Do you ever get bands that just remind you of a time? I mean I guess that’s nostalgia, but I’m talking bands that may not have had a great impact on you but were just there, lurking in the shadows. I often get that especially with Brutal Death Metal. My saturated knowledge of the genre allows me to get excited about the smallest bands from back in the late 00s releasing new records, sad I know. It was around that time though that I got really into music and started the journey that would lead me here today.
Speaking of bands to ponder about the subject for today is Blasphemer, the Italian Tech Brutal Death mainstays. They formed in 1998 but didn’t release any material until 2002’s Life Kills demo and no full length until 2008 with the underground gem that is On The Inexistence Of God a snapshot of late 00’s Brutal Death. This was followed in 2016 by Ritual Theophagy. Yet now the band shift to a new label, Candlelight Records for their third full length release The Sixth Hour, let’s hope this sees them take their career to the next level.
As the album opens with Let Him Be Crucified my anticipations are realised through swirling maniacal guitar work, pounding drums and guttural, yet old school Brutal Death vocals. This is truly a statement which reads ‘Blasphemer have returned!’. The Stumbling Block is anything but and keeps the old school Tech flare afloat, this is real undiluted Brutal Death that ticks all the right boxes. Again this is exhibited in Stabat Master which is an all-out Extreme Metal banger, indeed this is more than just good Brutal Death Metal this is something for those new to the genre also. I’m not all that enamoured by the bridging instrumental Blessed Are The Wombs That Never Bore but I can see why it has been placed as such and really the small break does help in the Brutal Death indoctrination of those new to the band and the genre.

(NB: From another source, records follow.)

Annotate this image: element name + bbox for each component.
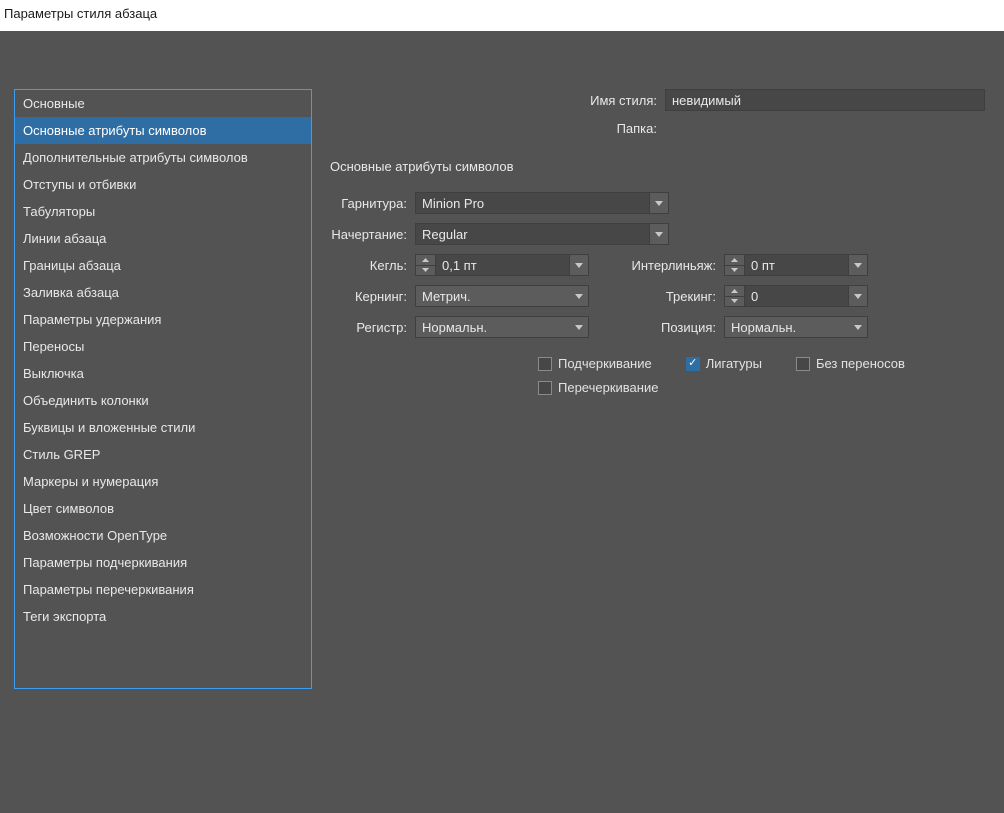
font-style-combo[interactable] — [415, 223, 669, 245]
nobreak-label: Без переносов — [816, 356, 905, 371]
case-label: Регистр: — [330, 320, 415, 335]
sidebar-item[interactable]: Выключка — [15, 360, 311, 387]
leading-input[interactable] — [744, 254, 848, 276]
window-title: Параметры стиля абзаца — [4, 6, 157, 21]
chevron-down-icon — [854, 263, 862, 268]
chevron-up-icon — [731, 258, 738, 262]
leading-dropdown-button[interactable] — [848, 254, 868, 276]
leading-field[interactable] — [724, 254, 868, 276]
chevron-down-icon — [731, 299, 738, 303]
strikethrough-checkbox-row[interactable]: Перечеркивание — [538, 380, 658, 395]
size-input[interactable] — [435, 254, 569, 276]
font-style-dropdown-button[interactable] — [649, 223, 669, 245]
leading-spinner[interactable] — [724, 254, 744, 276]
sidebar-item[interactable]: Табуляторы — [15, 198, 311, 225]
chevron-down-icon — [655, 201, 663, 206]
position-select[interactable]: Нормальн. — [724, 316, 868, 338]
font-style-label: Начертание: — [330, 227, 415, 242]
category-sidebar: ОсновныеОсновные атрибуты символовДополн… — [14, 89, 312, 689]
dialog-body: ОсновныеОсновные атрибуты символовДополн… — [0, 31, 1004, 813]
kerning-select[interactable]: Метрич. — [415, 285, 589, 307]
strikethrough-checkbox[interactable] — [538, 381, 552, 395]
sidebar-item[interactable]: Переносы — [15, 333, 311, 360]
size-spinner-up[interactable] — [416, 255, 435, 266]
tracking-label: Трекинг: — [589, 289, 724, 304]
font-style-input[interactable] — [415, 223, 649, 245]
leading-label: Интерлиньяж: — [589, 258, 724, 273]
sidebar-item[interactable]: Цвет символов — [15, 495, 311, 522]
case-value: Нормальн. — [416, 320, 570, 335]
sidebar-item[interactable]: Буквицы и вложенные стили — [15, 414, 311, 441]
style-name-label: Имя стиля: — [330, 93, 665, 108]
position-value: Нормальн. — [725, 320, 849, 335]
sidebar-item[interactable]: Параметры перечеркивания — [15, 576, 311, 603]
kerning-label: Кернинг: — [330, 289, 415, 304]
case-select[interactable]: Нормальн. — [415, 316, 589, 338]
sidebar-item[interactable]: Отступы и отбивки — [15, 171, 311, 198]
underline-label: Подчеркивание — [558, 356, 652, 371]
font-family-combo[interactable] — [415, 192, 669, 214]
nobreak-checkbox[interactable] — [796, 357, 810, 371]
sidebar-item[interactable]: Границы абзаца — [15, 252, 311, 279]
style-name-input[interactable] — [665, 89, 985, 111]
sidebar-item[interactable]: Объединить колонки — [15, 387, 311, 414]
sidebar-item[interactable]: Стиль GREP — [15, 441, 311, 468]
section-title: Основные атрибуты символов — [330, 159, 990, 174]
tracking-spinner-down[interactable] — [725, 297, 744, 307]
chevron-down-icon — [570, 325, 588, 330]
chevron-up-icon — [422, 258, 429, 262]
tracking-spinner[interactable] — [724, 285, 744, 307]
underline-checkbox[interactable] — [538, 357, 552, 371]
title-bar: Параметры стиля абзаца — [0, 0, 1004, 31]
sidebar-item[interactable]: Основные атрибуты символов — [15, 117, 311, 144]
leading-spinner-down[interactable] — [725, 266, 744, 276]
leading-spinner-up[interactable] — [725, 255, 744, 266]
chevron-down-icon — [422, 268, 429, 272]
sidebar-item[interactable]: Дополнительные атрибуты символов — [15, 144, 311, 171]
nobreak-checkbox-row[interactable]: Без переносов — [796, 356, 905, 371]
tracking-spinner-up[interactable] — [725, 286, 744, 297]
chevron-down-icon — [575, 263, 583, 268]
chevron-up-icon — [731, 289, 738, 293]
sidebar-item[interactable]: Параметры удержания — [15, 306, 311, 333]
chevron-down-icon — [731, 268, 738, 272]
tracking-input[interactable] — [744, 285, 848, 307]
position-label: Позиция: — [589, 320, 724, 335]
sidebar-item[interactable]: Параметры подчеркивания — [15, 549, 311, 576]
chevron-down-icon — [570, 294, 588, 299]
ligatures-label: Лигатуры — [706, 356, 762, 371]
font-family-label: Гарнитура: — [330, 196, 415, 211]
strikethrough-label: Перечеркивание — [558, 380, 658, 395]
size-label: Кегль: — [330, 258, 415, 273]
size-spinner[interactable] — [415, 254, 435, 276]
underline-checkbox-row[interactable]: Подчеркивание — [538, 356, 652, 371]
sidebar-item[interactable]: Возможности OpenType — [15, 522, 311, 549]
folder-label: Папка: — [330, 121, 665, 136]
chevron-down-icon — [655, 232, 663, 237]
settings-panel: Имя стиля: Папка: Основные атрибуты симв… — [330, 89, 990, 404]
sidebar-item[interactable]: Линии абзаца — [15, 225, 311, 252]
sidebar-item[interactable]: Маркеры и нумерация — [15, 468, 311, 495]
chevron-down-icon — [854, 294, 862, 299]
sidebar-item[interactable]: Основные — [15, 90, 311, 117]
tracking-dropdown-button[interactable] — [848, 285, 868, 307]
kerning-value: Метрич. — [416, 289, 570, 304]
font-family-input[interactable] — [415, 192, 649, 214]
sidebar-item[interactable]: Теги экспорта — [15, 603, 311, 630]
ligatures-checkbox-row[interactable]: Лигатуры — [686, 356, 762, 371]
font-family-dropdown-button[interactable] — [649, 192, 669, 214]
chevron-down-icon — [849, 325, 867, 330]
size-spinner-down[interactable] — [416, 266, 435, 276]
sidebar-item[interactable]: Заливка абзаца — [15, 279, 311, 306]
size-dropdown-button[interactable] — [569, 254, 589, 276]
tracking-field[interactable] — [724, 285, 868, 307]
size-field[interactable] — [415, 254, 589, 276]
ligatures-checkbox[interactable] — [686, 357, 700, 371]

One of the first tracks to pique my interest in the latter half of the album was The Robe Of Mockery, the pinch harmonics are a welcome addition and overall the track exudes old school Tech Death ideas that don’t feel tired. The remainder of the album pretty much holds fast to the previously mentioned connotations but is none the less entertaining and enjoyable. The titular track is perhaps one of the albums more aggressive numbers with its plodding riffs that almost Slam along with the barbarity of the rest of the bands output. The somewhat cleaner vocals are an interesting addition and one that elevate the album from an underground sound to something more accessible. It’s nice to see a title track get the deserved attention. De Profundis brings the album to a desolate closure and again plays with modernist themes that appear to bring Blasphemer anew.
The Sixth Hour is all about forward thinking Brutal Death Metal. There is nothing in this record that is out of place and indeed the additions that the band project only serve to bolster an already strong sound. Rather than simply being a crushing blow of barbarity the band prove that they are so much more and deserve recognition as such. It’s often said that a third album can make or break a band and whilst this release has been a long time coming since the bands inception I feel that it can only be the start of bigger and better things for Blasphemer.